Is it possible to believe the speaker of the phrase "he's not my kind" was comfortable with themselves, or with their own abilities and ideas? How are we to interpret this vicious bile, and what does this madness indicate about the speaker's vision of reality?

"As long as he believes it's real -- it will be. And if we can't convince him otherwise, we're trapped forever. But -- How can we show him that madness isn't reality?"

Note that during the bilious interaction described above, the psiambic parties had not yet been exposed to new, let alone challenging ideas per se, apart from clothing choices and speech patterns, that were not entirely unfamiliar. Note also that their psiambic response could not have been based on expectations built on previous encounters. No, the problem was not the ideas of another, but the very idea of another. (That other being typically, I would argue, a well-liked person.)

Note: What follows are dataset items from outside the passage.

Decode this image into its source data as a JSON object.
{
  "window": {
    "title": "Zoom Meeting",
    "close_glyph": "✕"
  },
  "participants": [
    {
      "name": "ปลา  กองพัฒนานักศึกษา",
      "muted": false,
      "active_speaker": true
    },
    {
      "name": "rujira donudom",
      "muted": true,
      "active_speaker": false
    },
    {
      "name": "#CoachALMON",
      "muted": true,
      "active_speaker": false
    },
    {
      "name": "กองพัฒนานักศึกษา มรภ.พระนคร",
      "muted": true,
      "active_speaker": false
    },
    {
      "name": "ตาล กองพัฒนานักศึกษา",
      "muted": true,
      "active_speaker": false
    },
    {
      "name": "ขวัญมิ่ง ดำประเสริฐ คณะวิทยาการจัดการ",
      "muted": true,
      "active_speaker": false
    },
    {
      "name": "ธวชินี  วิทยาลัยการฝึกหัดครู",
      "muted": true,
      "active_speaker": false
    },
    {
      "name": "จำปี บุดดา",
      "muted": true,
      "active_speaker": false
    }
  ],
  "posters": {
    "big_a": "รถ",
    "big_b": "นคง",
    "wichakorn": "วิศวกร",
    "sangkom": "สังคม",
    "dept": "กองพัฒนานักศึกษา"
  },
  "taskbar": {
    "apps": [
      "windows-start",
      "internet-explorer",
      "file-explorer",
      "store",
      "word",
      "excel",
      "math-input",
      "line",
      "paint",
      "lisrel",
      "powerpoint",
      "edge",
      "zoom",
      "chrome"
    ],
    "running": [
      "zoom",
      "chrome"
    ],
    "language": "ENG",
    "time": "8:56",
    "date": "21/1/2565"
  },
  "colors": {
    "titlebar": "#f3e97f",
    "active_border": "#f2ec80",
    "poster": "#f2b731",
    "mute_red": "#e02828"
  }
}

Observing experiences like these, then if we hope to comprehend life beyond the arid funk of pantaloons and CNN, we must first apprehend the problem of dismissive offence, and be cognizant of our own potential to disgorge psiambic and msiatric responses. Much as one dog barks at another from across the street, declaiming from their hind legs "how that YOU be so near to ME," quite literally choking themselves in umbrage. Much as the msiatric elitist persists in declaring "why do you care?"; and, exactly as the ferine psiambics discharged "I don't like that guy, he's not my kind of guy"; "you will never convince me ... differently."

The lesson here is that we must work to support our positions with reasons and evidence, and recognize that evasions and rage accomplish nothing. While it's perfectly natural to become incensed by the statements of others, reality dictates that understanding arises from sedate reflection, not from states of annoyance and rage. We must avoid posturing like dogs and dismissing like elitists, and instead back our positions with reasoned and reasonable and researched argumentation, and fight the urge to flit about brandishing rhetorical rapiers.

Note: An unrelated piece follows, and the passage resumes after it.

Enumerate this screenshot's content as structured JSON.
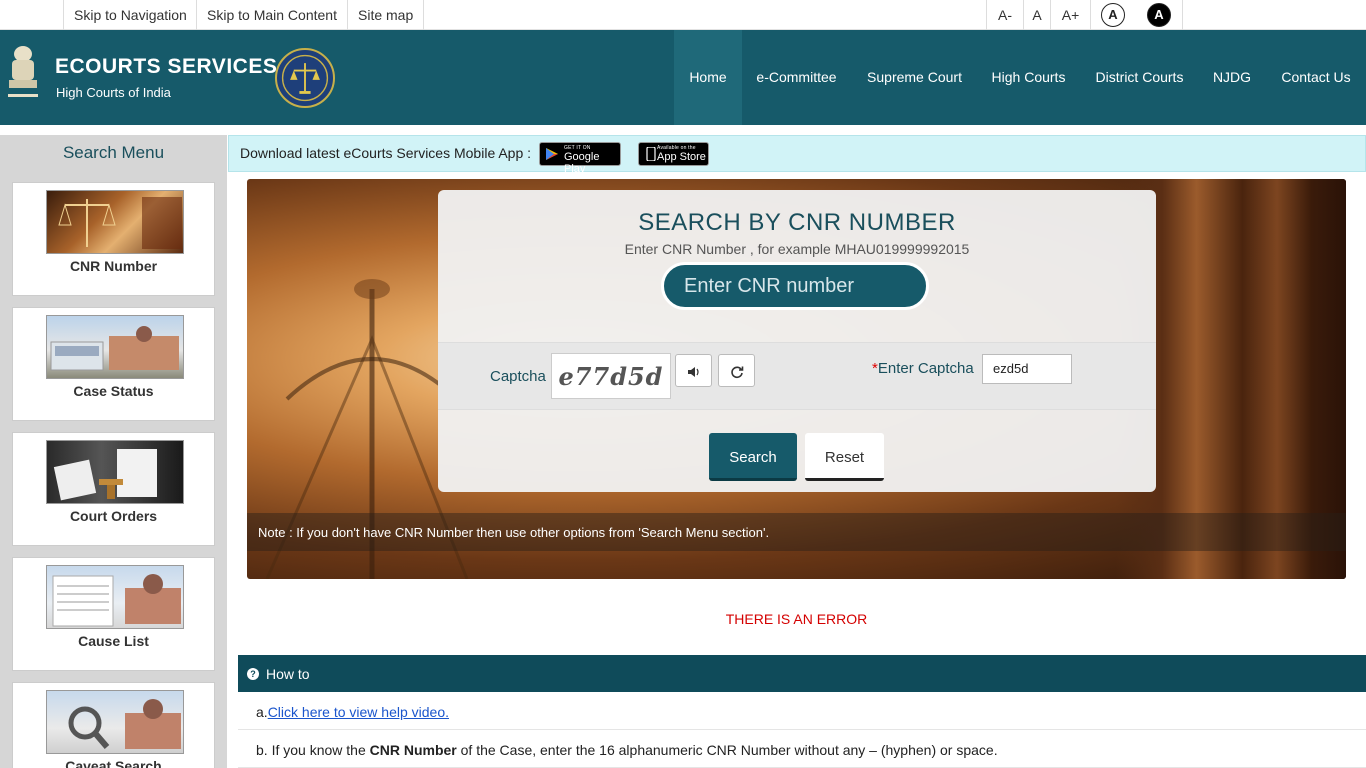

Yet, as noted: in evaluating and revising my own conversational approach, I have yet to arrive at a suitable method to induce a universal sense of fallibility. Regardless of my approach, when questioning the unquestionable foundations of the consensus, I'm continuously greeted by meandering malice, and my questions are answered not on the basis of content, but are assaulted for their unpopular form. Still, I request; "prove it." But, why? Why do I question the unquestionable foundations of any consensus? Why do I care?

Because, disingenuous disgust-qua-questions, and immediate, incoherent anger are moistly and menacingly abundant. Because subjecting people to ideas, and subjecting ideas to people is of singular social importance. Because the msiatric response to new ideas offers little hope of any kind, and the psiambic response offers no hope at all. Because to know the abyss we must first see it, and have the strength to keep looking as the abyss gazes also. Because there's all the difference in the universe between stating "why do you care?" while presuming every response is inapt, and asking "why do you care?" then trying to understand the answer. Because they who ordained "you will never convince me ... differently" were adults who manifestly did not care, and because they should. Because "I'm really getting quite fond of the big room, all but that horrid paper." Because before we can respectfully consider the ideas of others, we must seriously consider ourselves, and accept that dismissive offence is a very real, very prehistoric, and very unsatisfactory response.

Because: even while a discussion approaches naught but spiteful vagaries, even then we must still attempt to rescue msiatric vagarists from falling backwards over the precipice of psiambic folly, and prevent them from dragging others into the raging darkness within.